Jared "Mr. Ivanka Trump" Kushner, the symbol of nepotism that the Malignant Loser brought into the White House along with his lusted-after daughter Ivanka, apparently has written a memoir, and it's everything you'd imagine from a smug rich boy who joined his father-in-law's business and thought he too could "fix it." New York Times book reviewer Dwight Garner was ready with a rapier and hot coals to apply to master Jared's fanny:
"The United States Secret Service isn’t known for its sense of humor, but when it gave Jared Kushner the code name “mechanic,” was someone betting that he’d call his memoir “Breaking History”?
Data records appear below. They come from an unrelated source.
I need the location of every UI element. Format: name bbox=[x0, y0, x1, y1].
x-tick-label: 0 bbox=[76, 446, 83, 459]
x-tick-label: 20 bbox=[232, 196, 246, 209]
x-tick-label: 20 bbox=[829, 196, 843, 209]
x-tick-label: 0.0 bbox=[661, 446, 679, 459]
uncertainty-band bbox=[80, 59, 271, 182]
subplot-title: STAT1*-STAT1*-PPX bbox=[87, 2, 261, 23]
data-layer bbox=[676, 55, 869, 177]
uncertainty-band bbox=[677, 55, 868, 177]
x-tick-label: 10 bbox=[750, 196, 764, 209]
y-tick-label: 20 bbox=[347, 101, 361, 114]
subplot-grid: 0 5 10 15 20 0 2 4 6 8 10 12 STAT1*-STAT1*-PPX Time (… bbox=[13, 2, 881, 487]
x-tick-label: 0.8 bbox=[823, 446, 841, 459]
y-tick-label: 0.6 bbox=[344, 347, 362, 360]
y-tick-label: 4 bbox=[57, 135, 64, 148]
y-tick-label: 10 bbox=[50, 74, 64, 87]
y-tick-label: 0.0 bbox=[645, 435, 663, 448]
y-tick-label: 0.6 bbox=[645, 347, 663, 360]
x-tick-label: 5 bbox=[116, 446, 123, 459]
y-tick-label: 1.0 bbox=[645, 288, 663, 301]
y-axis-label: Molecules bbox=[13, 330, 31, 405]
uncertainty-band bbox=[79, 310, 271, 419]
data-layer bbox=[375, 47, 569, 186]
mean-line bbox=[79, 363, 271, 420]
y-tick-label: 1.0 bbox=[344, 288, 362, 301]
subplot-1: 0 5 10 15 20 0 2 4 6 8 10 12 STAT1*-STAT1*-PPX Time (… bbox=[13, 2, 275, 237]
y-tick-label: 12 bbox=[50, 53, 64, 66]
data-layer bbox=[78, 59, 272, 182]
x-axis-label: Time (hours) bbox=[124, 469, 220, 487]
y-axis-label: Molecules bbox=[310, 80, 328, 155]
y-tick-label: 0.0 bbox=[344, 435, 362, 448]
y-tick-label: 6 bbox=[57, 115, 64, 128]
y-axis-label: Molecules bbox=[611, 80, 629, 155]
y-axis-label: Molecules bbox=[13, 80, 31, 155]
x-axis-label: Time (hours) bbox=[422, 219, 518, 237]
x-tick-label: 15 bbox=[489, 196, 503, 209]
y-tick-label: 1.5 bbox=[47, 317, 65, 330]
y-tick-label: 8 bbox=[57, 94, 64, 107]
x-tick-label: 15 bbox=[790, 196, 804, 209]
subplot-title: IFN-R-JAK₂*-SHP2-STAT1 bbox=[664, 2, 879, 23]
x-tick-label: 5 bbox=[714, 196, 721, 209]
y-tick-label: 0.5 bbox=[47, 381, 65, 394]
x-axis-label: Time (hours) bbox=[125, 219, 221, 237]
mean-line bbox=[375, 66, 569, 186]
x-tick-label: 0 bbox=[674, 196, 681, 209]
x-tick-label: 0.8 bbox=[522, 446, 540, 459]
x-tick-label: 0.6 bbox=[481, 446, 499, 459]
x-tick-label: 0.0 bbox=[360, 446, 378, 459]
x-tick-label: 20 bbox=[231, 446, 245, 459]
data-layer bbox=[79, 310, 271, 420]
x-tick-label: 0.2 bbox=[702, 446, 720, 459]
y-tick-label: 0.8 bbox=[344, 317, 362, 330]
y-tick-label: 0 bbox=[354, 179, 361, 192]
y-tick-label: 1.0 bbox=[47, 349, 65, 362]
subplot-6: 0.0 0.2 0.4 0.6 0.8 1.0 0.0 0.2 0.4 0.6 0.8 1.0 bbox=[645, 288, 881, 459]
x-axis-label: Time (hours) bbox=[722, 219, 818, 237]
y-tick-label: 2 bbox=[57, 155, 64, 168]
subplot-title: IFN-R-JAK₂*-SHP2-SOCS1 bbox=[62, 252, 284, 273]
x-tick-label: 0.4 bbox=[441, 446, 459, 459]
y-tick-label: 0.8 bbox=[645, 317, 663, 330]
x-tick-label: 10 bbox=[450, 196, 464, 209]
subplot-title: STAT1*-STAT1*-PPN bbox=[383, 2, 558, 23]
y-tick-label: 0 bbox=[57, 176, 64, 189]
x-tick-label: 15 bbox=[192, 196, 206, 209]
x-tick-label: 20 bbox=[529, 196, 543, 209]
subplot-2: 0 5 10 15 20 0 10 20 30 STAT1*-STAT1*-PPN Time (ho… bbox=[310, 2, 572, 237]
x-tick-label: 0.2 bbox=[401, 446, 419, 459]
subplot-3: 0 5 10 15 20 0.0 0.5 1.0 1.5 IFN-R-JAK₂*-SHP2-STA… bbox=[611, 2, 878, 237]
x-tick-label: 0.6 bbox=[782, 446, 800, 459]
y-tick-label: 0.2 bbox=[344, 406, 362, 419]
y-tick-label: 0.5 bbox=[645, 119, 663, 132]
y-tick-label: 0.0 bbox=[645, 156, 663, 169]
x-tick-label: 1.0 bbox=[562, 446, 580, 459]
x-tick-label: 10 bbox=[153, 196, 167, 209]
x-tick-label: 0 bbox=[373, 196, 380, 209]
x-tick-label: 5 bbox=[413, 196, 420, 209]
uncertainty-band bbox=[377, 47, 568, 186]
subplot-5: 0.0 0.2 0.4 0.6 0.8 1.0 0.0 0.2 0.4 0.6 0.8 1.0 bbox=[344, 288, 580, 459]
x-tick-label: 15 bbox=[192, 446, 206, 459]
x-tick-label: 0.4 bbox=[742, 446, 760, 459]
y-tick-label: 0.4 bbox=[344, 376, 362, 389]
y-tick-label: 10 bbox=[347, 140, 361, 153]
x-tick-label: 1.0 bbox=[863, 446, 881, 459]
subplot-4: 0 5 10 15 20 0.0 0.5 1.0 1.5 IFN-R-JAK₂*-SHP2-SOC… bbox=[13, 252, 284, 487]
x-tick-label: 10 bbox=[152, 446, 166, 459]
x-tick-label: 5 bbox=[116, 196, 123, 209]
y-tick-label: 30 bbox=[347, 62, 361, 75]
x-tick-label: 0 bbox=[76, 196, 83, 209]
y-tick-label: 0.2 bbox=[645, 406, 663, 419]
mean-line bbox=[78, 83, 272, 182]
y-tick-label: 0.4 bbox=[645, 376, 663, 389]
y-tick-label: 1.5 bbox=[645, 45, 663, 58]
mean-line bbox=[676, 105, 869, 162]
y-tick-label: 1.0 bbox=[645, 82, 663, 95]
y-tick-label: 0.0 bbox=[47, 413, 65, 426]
It’s a title that, in its thoroughgoing lack of self-awareness, matches this book’s contents. Kushner writes as if he believes foreign dignitaries (and less-than dignitaries) prized him in the White House because he was the fresh ideas guy, the starting point guard, the dimpled go-getter.
He betrays little cognizance that he was in demand because, as a landslide of other reporting has demonstrated, he was in over his head, unable to curb his avarice, a cocky young real estate heir who happened to unwrap a lot of Big Macs beside his father-in-law, the erratic and misinformed and similarly mercenary leader of the free world. Jared was a soft touch." (our emphasis)
OK, so tell us what you really think:
“'Breaking History' is an earnest and soulless — Kushner looks like a mannequin, and he writes like one — and peculiarly selective appraisal of Donald J. Trump’s term in office. Kushner almost entirely ignores the chaos, the alienation of allies, the breaking of laws and norms, the flirtations with dictators, the comprehensive loss of America’s moral leadership, and so on, ad infinitum, to speak about his boyish tinkering (the 'mechanic') with issues he was interested in.
This book is like a tour of a once majestic 18th-century wooden house, now burned to its foundations, that focuses solely on, and rejoices in, what’s left amid the ashes: the two singed bathtubs, the gravel driveway and the mailbox. Kushner’s fealty to Trump remains absolute. Reading this book reminded me of watching a cat lick a dog’s eye goo."
The entire review is a masterpiece. We predict Kushner's book will hit the discount bin faster than you can say "what about the $2 billion Saudi bribe for you?"